The government had something of a case for the latter point but only because the Trade Disputes Act 1906, which granted unions immunity from prosecution for organising strikes, only gave immunity for those strikes “in contemplation of a trade dispute” over wages and conditions between employer and employees. Striking by those not directly involved, in the form of solidarity or sympathy strikes and political strikes were exempted.
The TUC responded to the Tory onslaught with: “We are not making war on the people. We are anxious that the ordinary members of the public shall not be penalised for the unpatriotic conduct of the mine owners and the government”.

On 12 May 1926, the TUC visited 10 Downing Street to announce its decision to call off the strike if the proposals worked out by the commission were respected and the government offered a guarantee there would be no victimisation of strikers. The government stated that it had no power to compel employers to take back any or all strikers. Yet, the TUC then agreed to end the dispute without such an agreement. This left the miners to fight on, on their own.
There are various reasons why the strike ended almost as it seemed to just get going. In the TUC, there was some fear of the strike being out of its control given that the strike was organised locally by grassroots members.
Certainly, the government had made good on its resolve to undermine the strike with its prior preparations and there was an uncertainty about whether unions other than the miners’ union would be prosecuted and fined for the unlawful nature of the strike. There was also some degree of conservatism amongst some of the national unions so that internal divisions opened up about continuing the strike.
The miners maintained their resistance for many months, before being forced back to work by destitution, but many were refused re-employment. Those that were re-employed were forced to accept longer hours and lower wages. The Tories capitalised on the strike’s defeat by creating the Trade Disputes and Trade Unions Act 1927, which further outlawed sympathy strikes, general strikes and mass picketing.
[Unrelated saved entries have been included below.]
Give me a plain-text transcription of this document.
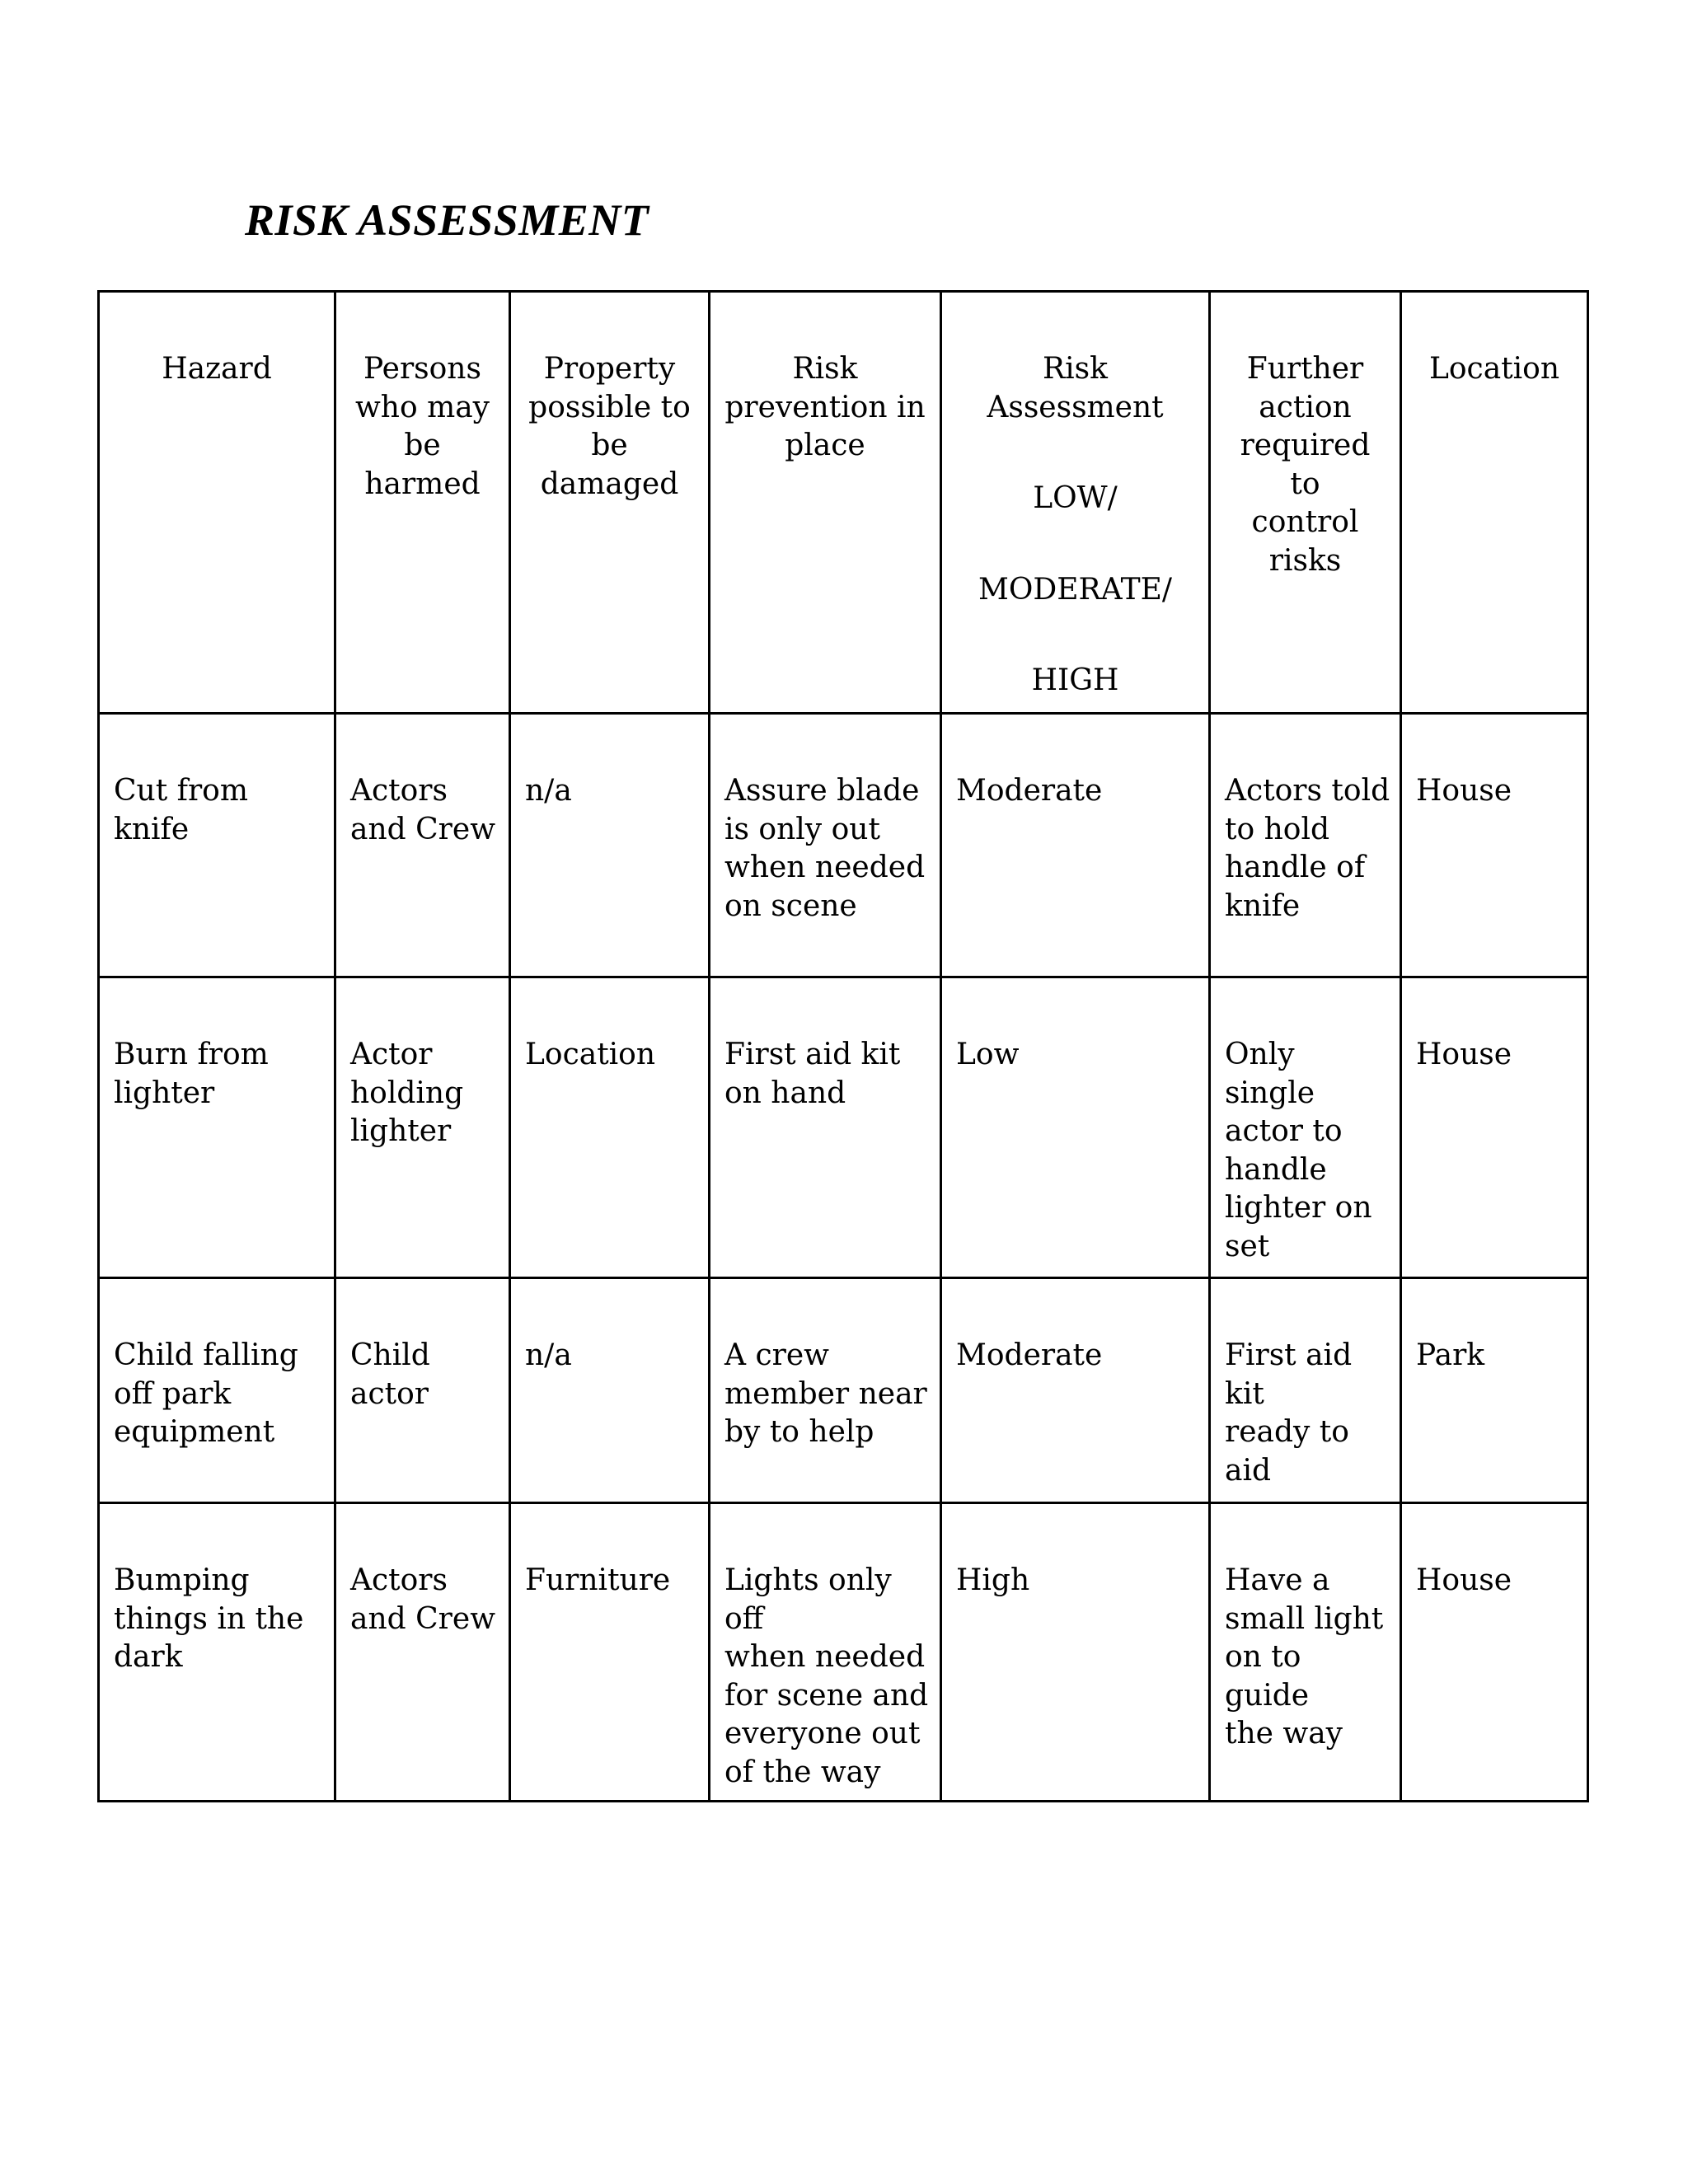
RISK ASSESSMENT
Hazard	Persons
who may
be
harmed	Property
possible to
be damaged	Risk
prevention in
place	Risk Assessment
LOW/
MODERATE/
HIGH	Further
action
required to
control
risks	Location

Cut from knife	Actors
and Crew	n/a	Assure blade
is only out
when needed
on scene	Moderate	Actors told
to hold
handle of
knife	House

Burn from
lighter	Actor
holding
lighter	Location	First aid kit
on hand	Low	Only single
actor to
handle
lighter on
set	House

Child falling
off park
equipment	Child
actor	n/a	A crew
member near
by to help	Moderate	First aid kit
ready to
aid	Park

Bumping
things in the
dark	Actors
and Crew	Furniture	Lights only off
when needed
for scene and
everyone out
of the way	High	Have a
small light
on to guide
the way	House
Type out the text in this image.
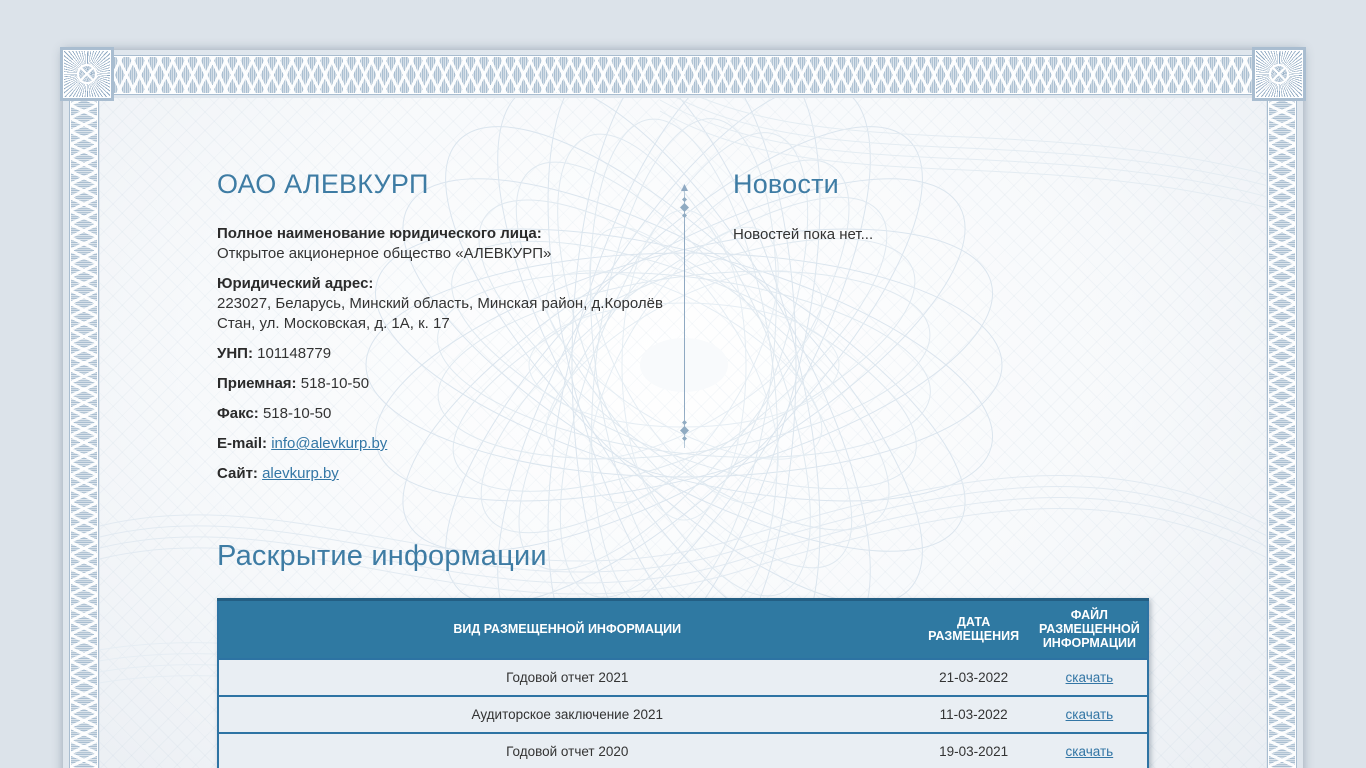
ОАО АЛЕВКУРП	Новости

Полное наименование юридического лица:
Открытое акционерное общество «АЛЕВКУРП»

Юридический адрес:
223027, Беларусь, Минский область, Минская район, д.Королёв Стан, ул. Московская, д. 1А, к. 17

УНП: 101148779

Приемная: 518-10-50

Факс: 518-10-50

E-mail: info@alevkurp.by

Сайт: alevkurp.by

Новостей пока нет...
Раскрытие информации
ВИД РАЗМЕЩЕННОЙ ИНФОРМАЦИИ	ДАТА РАЗМЕЩЕНИЯ	ФАЙЛ РАЗМЕЩЕННОЙ ИНФОРМАЦИИ
Годовой отчет 2021	21-03-2022	скачать
Аудиторское заключение 2021	11-03-2022	скачать
Годовой отчет 2020	19-03-2021	скачать
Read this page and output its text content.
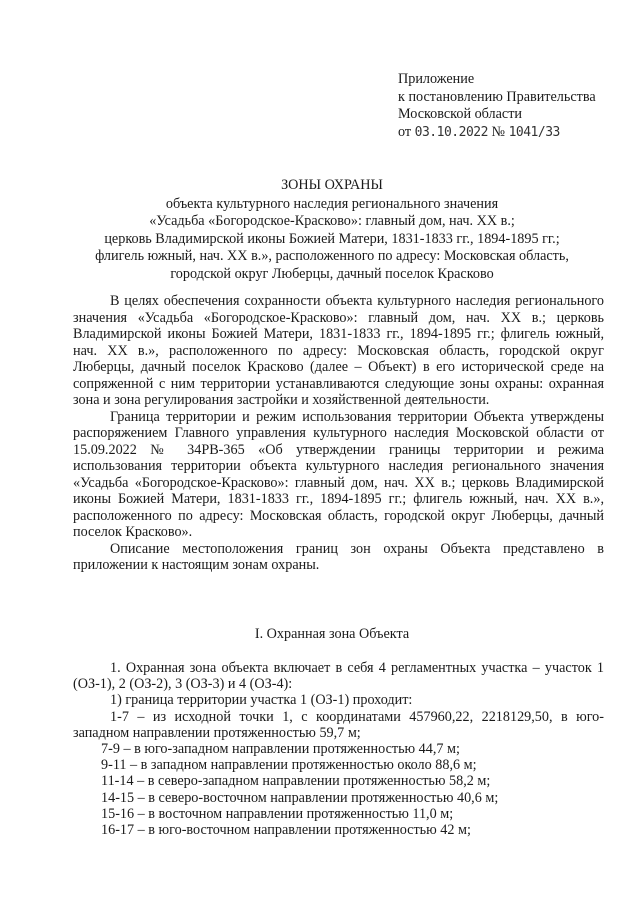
Приложение
к постановлению Правительства
Московской области
от 03.10.2022 № 1041/33
ЗОНЫ ОХРАНЫ
объекта культурного наследия регионального значения
«Усадьба «Богородское-Красково»: главный дом, нач. XX в.;
церковь Владимирской иконы Божией Матери, 1831-1833 гг., 1894-1895 гг.;
флигель южный, нач. XX в.», расположенного по адресу: Московская область,
городской округ Люберцы, дачный поселок Красково

В целях обеспечения сохранности объекта культурного наследия регионального значения «Усадьба «Богородское-Красково»: главный дом, нач. XX в.; церковь Владимирской иконы Божией Матери, 1831-1833 гг., 1894-1895 гг.; флигель южный, нач. XX в.», расположенного по адресу: Московская область, городской округ Люберцы, дачный поселок Красково (далее – Объект) в его исторической среде на сопряженной с ним территории устанавливаются следующие зоны охраны: охранная зона и зона регулирования застройки и хозяйственной деятельности.

Граница территории и режим использования территории Объекта утверждены распоряжением Главного управления культурного наследия Московской области от 15.09.2022 № 34РВ-365 «Об утверждении границы территории и режима использования территории объекта культурного наследия регионального значения «Усадьба «Богородское-Красково»: главный дом, нач. XX в.; церковь Владимирской иконы Божией Матери, 1831-1833 гг., 1894-1895 гг.; флигель южный, нач. XX в.», расположенного по адресу: Московская область, городской округ Люберцы, дачный поселок Красково».

Описание местоположения границ зон охраны Объекта представлено в приложении к настоящим зонам охраны.

I. Охранная зона Объекта

1. Охранная зона объекта включает в себя 4 регламентных участка – участок 1 (ОЗ-1), 2 (ОЗ-2), 3 (ОЗ-3) и 4 (ОЗ-4):

1) граница территории участка 1 (ОЗ-1) проходит:

1-7 – из исходной точки 1, с координатами 457960,22, 2218129,50, в юго-западном направлении протяженностью 59,7 м;

7-9 – в юго-западном направлении протяженностью 44,7 м;

9-11 – в западном направлении протяженностью около 88,6 м;

11-14 – в северо-западном направлении протяженностью 58,2 м;

14-15 – в северо-восточном направлении протяженностью 40,6 м;

15-16 – в восточном направлении протяженностью 11,0 м;

16-17 – в юго-восточном направлении протяженностью 42 м;
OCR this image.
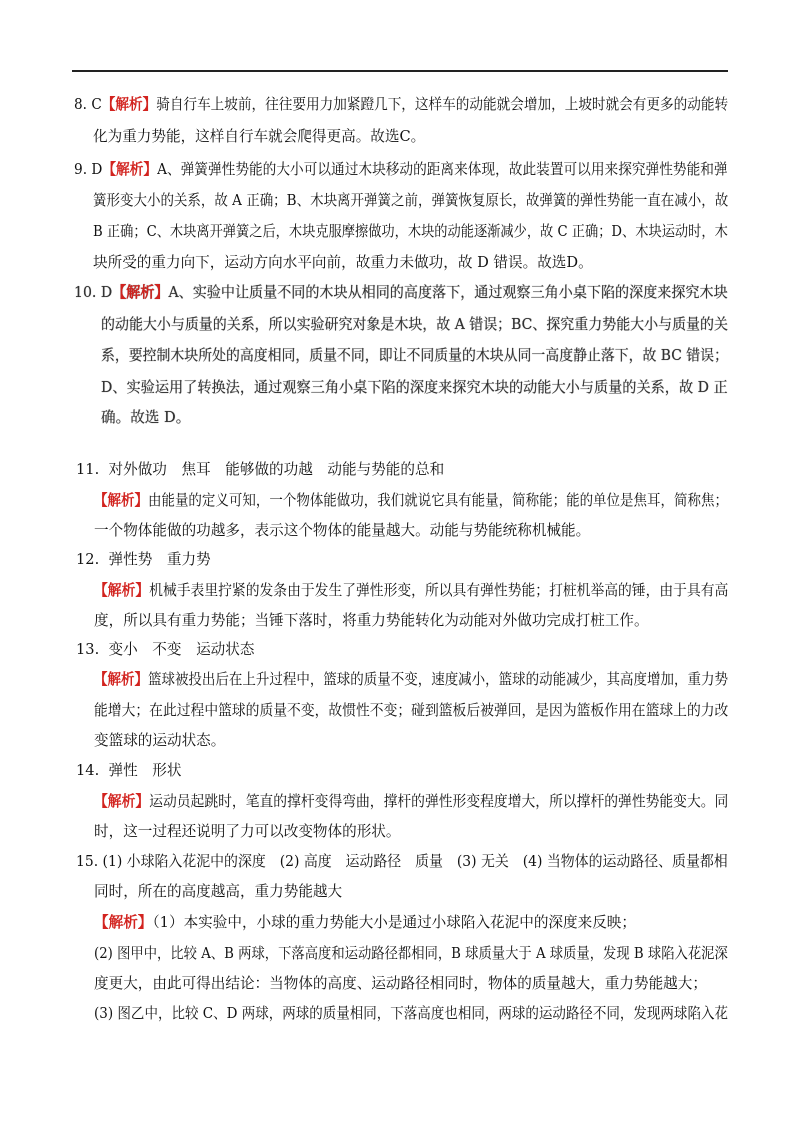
8. C【解析】骑自行车上坡前，往往要用力加紧蹬几下，这样车的动能就会增加，上坡时就会有更多的动能转
化为重力势能，这样自行车就会爬得更高。故选C。
9. D【解析】A、弹簧弹性势能的大小可以通过木块移动的距离来体现，故此装置可以用来探究弹性势能和弹
簧形变大小的关系，故 A 正确；B、木块离开弹簧之前，弹簧恢复原长，故弹簧的弹性势能一直在减小，故
B 正确；C、木块离开弹簧之后，木块克服摩擦做功，木块的动能逐渐减少，故 C 正确；D、木块运动时，木
块所受的重力向下，运动方向水平向前，故重力未做功，故 D 错误。故选D。
10. D【解析】A、实验中让质量不同的木块从相同的高度落下，通过观察三角小桌下陷的深度来探究木块
的动能大小与质量的关系，所以实验研究对象是木块，故 A 错误；BC、探究重力势能大小与质量的关
系，要控制木块所处的高度相同，质量不同，即让不同质量的木块从同一高度静止落下，故 BC 错误；
D、实验运用了转换法，通过观察三角小桌下陷的深度来探究木块的动能大小与质量的关系，故 D 正
确。故选 D。
11. 对外做功　焦耳　能够做的功越　动能与势能的总和
【解析】由能量的定义可知，一个物体能做功，我们就说它具有能量，简称能；能的单位是焦耳，简称焦；
一个物体能做的功越多，表示这个物体的能量越大。动能与势能统称机械能。
12. 弹性势　重力势
【解析】机械手表里拧紧的发条由于发生了弹性形变，所以具有弹性势能；打桩机举高的锤，由于具有高
度，所以具有重力势能；当锤下落时，将重力势能转化为动能对外做功完成打桩工作。
13. 变小　不变　运动状态
【解析】篮球被投出后在上升过程中，篮球的质量不变，速度减小，篮球的动能减少，其高度增加，重力势
能增大；在此过程中篮球的质量不变，故惯性不变；碰到篮板后被弹回，是因为篮板作用在篮球上的力改
变篮球的运动状态。
14. 弹性　形状
【解析】运动员起跳时，笔直的撑杆变得弯曲，撑杆的弹性形变程度增大，所以撑杆的弹性势能变大。同
时，这一过程还说明了力可以改变物体的形状。
15. (1) 小球陷入花泥中的深度　(2) 高度　运动路径　质量　(3) 无关　(4) 当物体的运动路径、质量都相
同时，所在的高度越高，重力势能越大
【解析】（1）本实验中，小球的重力势能大小是通过小球陷入花泥中的深度来反映；
(2) 图甲中，比较 A、B 两球，下落高度和运动路径都相同，B 球质量大于 A 球质量，发现 B 球陷入花泥深
度更大，由此可得出结论：当物体的高度、运动路径相同时，物体的质量越大，重力势能越大；
(3) 图乙中，比较 C、D 两球，两球的质量相同，下落高度也相同，两球的运动路径不同，发现两球陷入花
Fortunately, the strike defeat was not the death knell for unions despite the Great Depression of the 1930s that was to come. The demand for labour during the second world war (1939-1945) allowed unions to strengthen and re-assert themselves. After the end of the war, union influence increased substantially and played a major part in influencing the complexion of what became known as the great reforming Labour government (1945-1950), led by Clement Attlee. This was the government that nationalised major parts of the economy and established the NHS.